TRANSEUNTES ANÔNIMOS# GRAÇA FONTIS: PINTURA Manoel Ferreira Neto & Graça Fontis: PROSA POÉTICA
Por
instantes desejei ser um
Desses
transeuntes anônimos
E
misturar-me ao povo,
À poeira do
asfalto ou
Ao
burburinho das lojas;
Fugir para
sempre deste mausoléu
Trépido e
frio
E mergulhar
neste mundo intenso,
Enigmático,
um colorido fantástico
Camuflando
segredos invioláveis
Subjetivados
em rostos e sorrisos
Atitudes
relevantes e previsíveis
Desconhecidos
casuais... sensuais
Por instantes...
imortais.
Ânsia do
existir: sentimento do vazio. Complexidade. Ausência de sentido da vida.
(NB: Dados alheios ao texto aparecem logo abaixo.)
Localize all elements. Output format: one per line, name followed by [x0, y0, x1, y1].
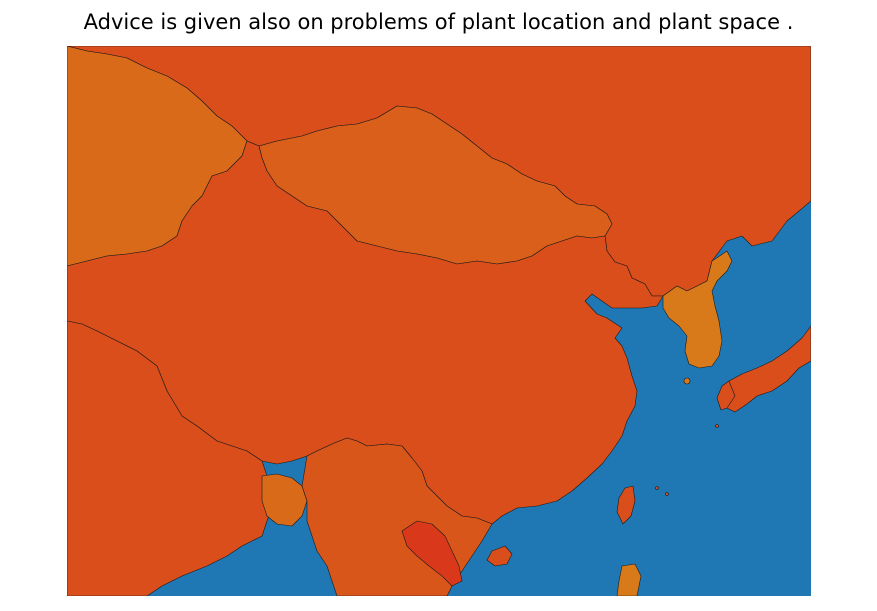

Entrega à leveza no existir. Fechar os olhos, esvaziar a mente de idéias, a
língua de palavras, enquanto observo através deste mausoléu os transeuntes anônimos.
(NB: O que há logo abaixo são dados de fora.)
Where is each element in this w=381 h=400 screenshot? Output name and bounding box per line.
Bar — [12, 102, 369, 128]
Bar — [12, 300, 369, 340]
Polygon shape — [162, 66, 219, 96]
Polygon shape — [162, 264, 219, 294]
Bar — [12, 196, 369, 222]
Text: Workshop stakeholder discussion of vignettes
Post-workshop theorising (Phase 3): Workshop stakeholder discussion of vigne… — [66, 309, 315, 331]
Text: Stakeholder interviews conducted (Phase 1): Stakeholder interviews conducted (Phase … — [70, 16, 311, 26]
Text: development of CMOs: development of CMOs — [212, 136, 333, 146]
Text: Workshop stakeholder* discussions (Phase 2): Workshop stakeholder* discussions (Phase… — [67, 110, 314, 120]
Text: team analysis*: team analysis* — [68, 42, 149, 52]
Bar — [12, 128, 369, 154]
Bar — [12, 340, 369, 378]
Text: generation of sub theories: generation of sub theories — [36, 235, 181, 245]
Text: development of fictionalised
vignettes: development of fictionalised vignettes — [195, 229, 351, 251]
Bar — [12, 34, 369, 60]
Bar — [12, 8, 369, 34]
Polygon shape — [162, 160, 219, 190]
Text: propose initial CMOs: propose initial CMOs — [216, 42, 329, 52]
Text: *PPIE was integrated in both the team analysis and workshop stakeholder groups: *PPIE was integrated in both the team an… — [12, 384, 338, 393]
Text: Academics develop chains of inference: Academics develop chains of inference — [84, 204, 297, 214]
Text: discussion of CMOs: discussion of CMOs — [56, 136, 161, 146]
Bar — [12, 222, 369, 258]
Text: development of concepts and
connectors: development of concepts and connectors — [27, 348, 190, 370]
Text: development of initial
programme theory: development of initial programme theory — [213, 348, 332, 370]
Só me resta um fio de desejo, esquecendo-me da vigília de olhares de esguelha,
soslaio, de banda para os solstícios do "Ser" que paraclitam o
pássaro a re-duplicar o canto para a sinfonia e ópera da fé na esperança do
sonho. O desejo de escabichar esta ausência.
É importante
estar acordado para ver o que tem de ser visto, a poeira do asfalto, as folhas
secas espalhadas na calçada, a menina, transeunte anônima, carregando a
pastinha, indo receber as lições do professor, o boêmio cogitando ser importante
dormir para sonhar com a falta de tempo, o advogado, de terno e gravata,
confere as horas no relógio de pulso, o som é macio, sem a menor estridência,
marcha como um cavalo de crinas longas, solto e sem sela.
Sentindo
profundo o demasiadamente humano, a imperfeição para auscultar o inaudito dos
mistérios e enigmas, ouvir os interditos minutos entre o pulsar de meu coração,
os sentimentos que lhe perpassam, sentimento de sentar-me no banco da pracinha,
ouvir músicas, ser mais um entre todos que deixam o tempo deslizar tranquilo,
passeando, conversando com os amigos, comendo pipoca, a mãe que, segurando as
mãozinhas da criança, ensina-lhe a caminhar. Nada menos estou senão agarrada a
este mausoléu, esperando o sono tomar-me por inteiro, viver, coisa que não
conheço, sei lá se viver existe, se existiu antes - antes de quê? quando?
Bem tarde os
corpos cansados encontram-se em sono profundo,
Ouve-se o
estrepitoso e ensurdecedor som anunciando a tempestade, raios fosforescentes
riscam, invadem o céu dentre a escuridão. Madrugada tensa, assustadora.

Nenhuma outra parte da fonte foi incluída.